Analyse du parcours de l’Égypte en CAN 2025

Forces de l’Égypte : Une équipe solide et expérimentée
Le parcours de l’Égypte dans la Coupe d’Afrique des Nations (CAN) 2025 est en effet frappant. L’équipe fait preuve d’une profondeur impressionnante. Avec des joueurs de l’envergure de Mohamed Salah, évoluant au sommet en Europe, et d’autres talents comme Ahmed Hegazi et Mahmoud Hassan « Trezeguet », l’Égypte possède une connaissance du jeu international inestimable.
La cohésion de l’équipe, sous la direction de son entraîneur, se traduit par un style de jeu basé sur la possession et la rapidité d’exécution. Au fil des matchs de poule, c’est une défense solide qui a émergé, capable de récupérer le ballon et de contrer avec efficacité. Lors de la rencontre contre le Ghana, par exemple, l’Égypte a brillamment limité les occasions adverses tout en exploitant les faiblesses de la défense ghanéenne.
Le soutien indéfectible des supporters égyptiens a également été un facteur moteur. Les stades, remplis d’un public passionné, ont créé une ambiance électrisante, contribuant à rehausser le moral des joueurs. Cette ferveur populaire, souvent sous-estimée, peut faire toute la différence dans les moments de tension.

Faiblesses de l’Égypte : Des défis à surmonter
Cependant, l’Égypte doit aussi affronté plusieurs faiblesses susceptibles de menacer son chemin vers la victoire en demi-finale contre le Sénégal. Tout d’abord, la gestion des remplacements suscite des inquiétudes. L’équipe titulaire, bien qu’impressionnante, n’offre pas toujours la même expérience sur le banc, ce qui peut s’avérer problématique en cas de blessures ou de suspensions.
De plus, la forte dépendance à Mohamed Salah pour le scoring constitue un double tranchant. Bien qu’il soit l’un des attaquants les plus redoutés au monde, une défense bien organisée peut facilement restreindre ses options. Par exemple, dans le match contre la Côte d’Ivoire, Salah a été neutralisé efficacement, ce qui souligne l’urgence pour d’autres joueurs d’assumer des responsabilités offensives.
La pression est un autre défi. Le poids des attentes est lourd, étant donné l’historique de l’Égypte à la CAN. Les joueurs doivent apprendre à gérer cette pression, surtout dans les instants décisifs. Les erreurs de jugement peuvent s’avérer fatales lors de ces matches à élimination directe.
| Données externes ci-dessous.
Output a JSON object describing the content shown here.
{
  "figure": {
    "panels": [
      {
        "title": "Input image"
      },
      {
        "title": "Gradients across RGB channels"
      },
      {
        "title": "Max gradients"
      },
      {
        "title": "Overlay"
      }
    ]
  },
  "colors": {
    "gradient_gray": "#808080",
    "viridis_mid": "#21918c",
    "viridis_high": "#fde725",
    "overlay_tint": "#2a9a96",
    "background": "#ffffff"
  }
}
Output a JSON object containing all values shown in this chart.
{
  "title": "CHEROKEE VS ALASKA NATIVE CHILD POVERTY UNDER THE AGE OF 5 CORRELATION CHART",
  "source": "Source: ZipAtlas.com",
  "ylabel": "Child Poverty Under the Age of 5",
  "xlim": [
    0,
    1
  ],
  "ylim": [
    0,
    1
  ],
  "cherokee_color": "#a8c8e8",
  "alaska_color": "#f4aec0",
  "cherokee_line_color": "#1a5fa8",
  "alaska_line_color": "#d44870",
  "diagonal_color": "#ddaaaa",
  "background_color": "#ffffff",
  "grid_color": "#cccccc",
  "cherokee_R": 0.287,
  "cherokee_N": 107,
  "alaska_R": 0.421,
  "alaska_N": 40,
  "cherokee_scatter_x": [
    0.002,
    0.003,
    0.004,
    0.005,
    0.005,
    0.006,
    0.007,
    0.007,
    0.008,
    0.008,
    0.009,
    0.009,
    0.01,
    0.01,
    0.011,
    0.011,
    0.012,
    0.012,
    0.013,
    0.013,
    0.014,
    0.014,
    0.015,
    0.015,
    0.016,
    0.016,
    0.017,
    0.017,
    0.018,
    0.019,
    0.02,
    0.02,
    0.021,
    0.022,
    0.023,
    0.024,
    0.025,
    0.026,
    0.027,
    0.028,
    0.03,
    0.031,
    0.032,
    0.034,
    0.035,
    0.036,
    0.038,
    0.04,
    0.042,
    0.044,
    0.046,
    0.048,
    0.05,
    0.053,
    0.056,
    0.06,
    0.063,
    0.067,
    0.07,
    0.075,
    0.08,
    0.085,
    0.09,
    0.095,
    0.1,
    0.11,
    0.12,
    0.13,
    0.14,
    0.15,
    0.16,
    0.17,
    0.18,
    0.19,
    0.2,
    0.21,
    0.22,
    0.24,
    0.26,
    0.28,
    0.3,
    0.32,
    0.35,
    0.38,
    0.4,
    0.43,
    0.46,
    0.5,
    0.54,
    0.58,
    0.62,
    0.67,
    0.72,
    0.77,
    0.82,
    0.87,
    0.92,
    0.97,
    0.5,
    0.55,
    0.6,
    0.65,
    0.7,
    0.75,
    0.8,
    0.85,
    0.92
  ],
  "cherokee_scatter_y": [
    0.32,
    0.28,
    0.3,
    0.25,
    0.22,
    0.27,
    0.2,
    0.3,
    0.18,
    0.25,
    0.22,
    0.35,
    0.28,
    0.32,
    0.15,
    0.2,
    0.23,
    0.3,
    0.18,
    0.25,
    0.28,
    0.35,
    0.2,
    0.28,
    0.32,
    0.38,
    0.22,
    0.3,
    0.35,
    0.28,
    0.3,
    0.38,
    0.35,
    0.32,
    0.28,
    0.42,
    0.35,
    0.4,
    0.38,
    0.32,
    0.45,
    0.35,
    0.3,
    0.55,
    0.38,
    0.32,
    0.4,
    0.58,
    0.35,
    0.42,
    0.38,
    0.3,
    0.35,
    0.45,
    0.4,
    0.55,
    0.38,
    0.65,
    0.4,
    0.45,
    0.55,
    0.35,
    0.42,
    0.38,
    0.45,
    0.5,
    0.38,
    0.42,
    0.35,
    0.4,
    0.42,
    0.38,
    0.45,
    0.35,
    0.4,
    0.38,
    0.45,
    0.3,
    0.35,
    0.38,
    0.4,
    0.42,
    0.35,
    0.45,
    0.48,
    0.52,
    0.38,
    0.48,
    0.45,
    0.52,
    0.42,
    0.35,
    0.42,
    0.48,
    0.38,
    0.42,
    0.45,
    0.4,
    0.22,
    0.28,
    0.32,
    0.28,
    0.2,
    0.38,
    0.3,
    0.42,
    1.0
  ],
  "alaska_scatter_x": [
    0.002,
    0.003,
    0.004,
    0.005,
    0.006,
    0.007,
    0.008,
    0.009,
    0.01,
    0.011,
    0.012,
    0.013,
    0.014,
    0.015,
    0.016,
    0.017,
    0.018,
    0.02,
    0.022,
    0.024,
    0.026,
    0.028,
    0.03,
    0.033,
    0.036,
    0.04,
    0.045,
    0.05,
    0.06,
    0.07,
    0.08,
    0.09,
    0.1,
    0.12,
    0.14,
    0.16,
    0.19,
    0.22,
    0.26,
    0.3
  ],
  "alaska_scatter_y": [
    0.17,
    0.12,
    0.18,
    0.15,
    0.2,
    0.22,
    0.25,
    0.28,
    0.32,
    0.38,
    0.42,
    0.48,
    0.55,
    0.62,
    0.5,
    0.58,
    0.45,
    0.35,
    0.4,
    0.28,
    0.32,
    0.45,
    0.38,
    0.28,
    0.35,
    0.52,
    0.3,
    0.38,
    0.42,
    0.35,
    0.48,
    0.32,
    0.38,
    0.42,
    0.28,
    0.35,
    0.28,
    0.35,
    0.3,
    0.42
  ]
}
Préparation pour la demi-finale : Stratégies et attentes
À l’approche de la demi-finale contre le Sénégal, l’Égypte doit mettre en place une stratégie qui met en avant ses forces tout en réduisant ses faiblesses. Une option pourrait être de renforcer le milieu de terrain pour contrôler le rythme et limiter les contre-attaques rapides du Sénégal, qui possède des attaquants de classe mondiale comme Sadio Mané. En augmentant la possession, l’Égypte réduirait les possibilités pour l’adversaire tout en créant des opportunités pour ses propres attaquants.
Encourager d’autres joueurs à prendre des initiatives offensives est essentiel. Des joueurs tels que Trezeguet ou Ramadan Sobhi doivent être prêts à se montrer décisifs, que ce soit en prenant des tirs lointains ou en se positionnant pour des passes décisives. Cela pourrait engendrer des déséquilibres dans la défense sénégalaise, permettant à Salah de trouver plus d’espaces.
La gestion de la pression sera déterminante. Les joueurs doivent se préparer mentalement à l’intensité d’un match de ce niveau. Des séances de préparation psychologique peuvent renforcer leur confiance et leur résilience. En somme, bien que l’Égypte ait les ressources pour briller, sa capacité à s’adapter et à surmonter les obstacles sera essentielle pour la réussite.
Alors que l’équipe se prépare à affronter le Sénégal, des questions subsistent : l’Égypte réussira-t-elle à surmonter ses faiblesses tout en capitalisant sur ses forces ? Les attentes des supporters seront-elles un moteur ou un fardeau ? L’issue de cette demi-finale pourrait réellement redéfinir le futur du football égyptien sur la scène africaine.